ソマトスタチン受容体シンチグラフィで正しいのはどれか。2 つ選べ。
ソマトスタチン受容体シンチグラフィで正しいのはどれか。2 つ選べ。
- ⑴ 標識核種は¹²³I である。標識核種は111Inです(111In-ペンテトレオチド)。123Iを用いるのはMIBGシンチグラフィなど別の検査です。
- ⑵ 撮影直前に排尿を行う。薬剤は腎から排泄されて膀胱に貯留するため、骨盤内の病変が隠れないよう撮影直前に排尿してもらいます。
- ⑶ 神経内分泌腫瘍に集積する。腫瘍細胞に発現したソマトスタチン受容体に結合するため、神経内分泌腫瘍の局在診断・病期診断に用いられます。
- ⑷ 高分化腫瘍では低分化腫瘍より集積が低い。逆です。分化度が高い腫瘍ほど受容体の発現が保たれて集積は高く、低分化な腫瘍では発現が乏しく集積が低下します。

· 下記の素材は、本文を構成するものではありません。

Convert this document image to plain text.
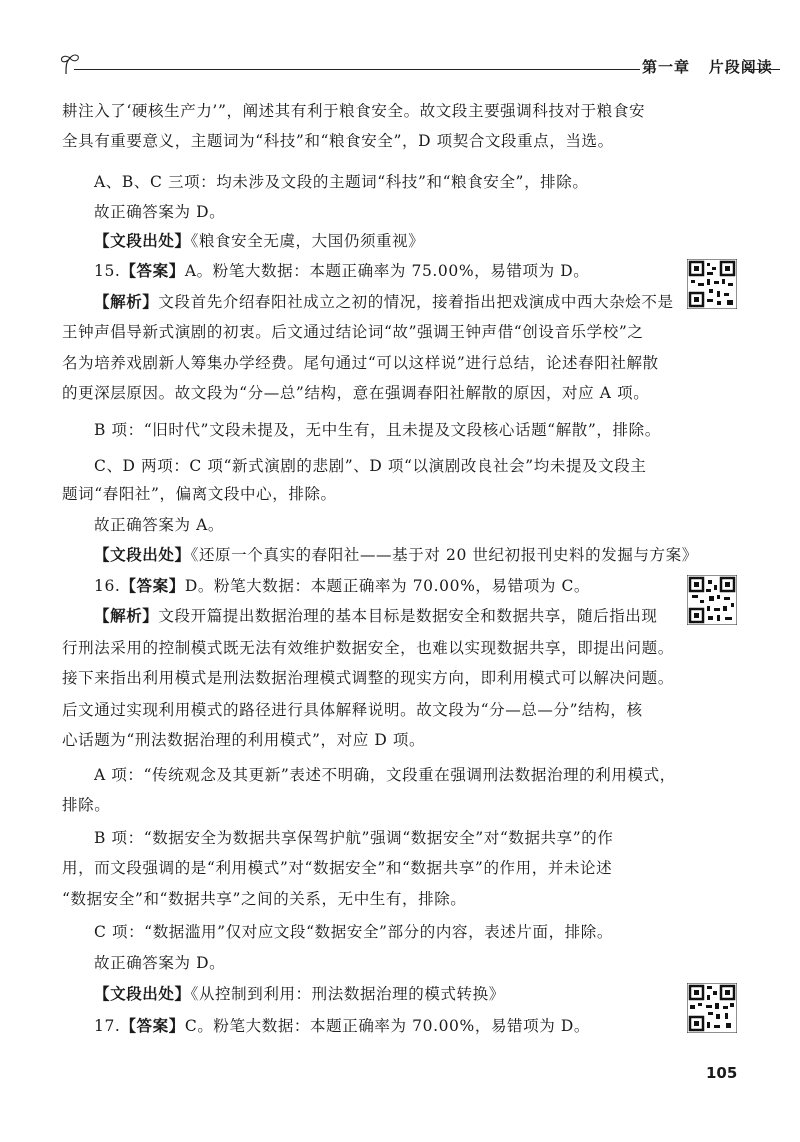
第一章 片段阅读
耕注入了‘硬核生产力’”，阐述其有利于粮食安全。故文段主要强调科技对于粮食安
全具有重要意义，主题词为“科技”和“粮食安全”，D 项契合文段重点，当选。
A、B、C 三项：均未涉及文段的主题词“科技”和“粮食安全”，排除。
故正确答案为 D。
【文段出处】《粮食安全无虞，大国仍须重视》
15.【答案】A。粉笔大数据：本题正确率为 75.00%，易错项为 D。
【解析】文段首先介绍春阳社成立之初的情况，接着指出把戏演成中西大杂烩不是
王钟声倡导新式演剧的初衷。后文通过结论词“故”强调王钟声借“创设音乐学校”之
名为培养戏剧新人筹集办学经费。尾句通过“可以这样说”进行总结，论述春阳社解散
的更深层原因。故文段为“分—总”结构，意在强调春阳社解散的原因，对应 A 项。
B 项：“旧时代”文段未提及，无中生有，且未提及文段核心话题“解散”，排除。
C、D 两项：C 项“新式演剧的悲剧”、D 项“以演剧改良社会”均未提及文段主
题词“春阳社”，偏离文段中心，排除。
故正确答案为 A。
【文段出处】《还原一个真实的春阳社——基于对 20 世纪初报刊史料的发掘与方案》
16.【答案】D。粉笔大数据：本题正确率为 70.00%，易错项为 C。
【解析】文段开篇提出数据治理的基本目标是数据安全和数据共享，随后指出现
行刑法采用的控制模式既无法有效维护数据安全，也难以实现数据共享，即提出问题。
接下来指出利用模式是刑法数据治理模式调整的现实方向，即利用模式可以解决问题。
后文通过实现利用模式的路径进行具体解释说明。故文段为“分—总—分”结构，核
心话题为“刑法数据治理的利用模式”，对应 D 项。
A 项：“传统观念及其更新”表述不明确，文段重在强调刑法数据治理的利用模式，
排除。
B 项：“数据安全为数据共享保驾护航”强调“数据安全”对“数据共享”的作
用，而文段强调的是“利用模式”对“数据安全”和“数据共享”的作用，并未论述
“数据安全”和“数据共享”之间的关系，无中生有，排除。
C 项：“数据滥用”仅对应文段“数据安全”部分的内容，表述片面，排除。
故正确答案为 D。
【文段出处】《从控制到利用：刑法数据治理的模式转换》
17.【答案】C。粉笔大数据：本题正确率为 70.00%，易错项为 D。
105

- ⑸ 消化管の生理的集積は後期像より早期像で頻度が高い。逆です。消化管への生理的集積は排泄が進むにつれて増えるため、早期像より後期像で頻度が高くなります。
解説
正解は⑵と⑶です。ソマトスタチン受容体シンチグラフィは、腫瘍細胞表面のソマトスタチン受容体(主に2型)に結合する111In-ペンテトレオチドを用いる検査で、神経内分泌腫瘍の局在診断と病期診断に使われます。薬剤は主として腎から排泄されて膀胱に貯留するため、骨盤内の病変が隠れないよう撮影の直前に排尿してもらいます。受容体の発現は分化度の高い腫瘍ほど保たれて集積が高く、低分化な腫瘍では低下すること、消化管への生理的集積は排泄が進む後期像で目立つようになることも合わせて押さえておきましょう。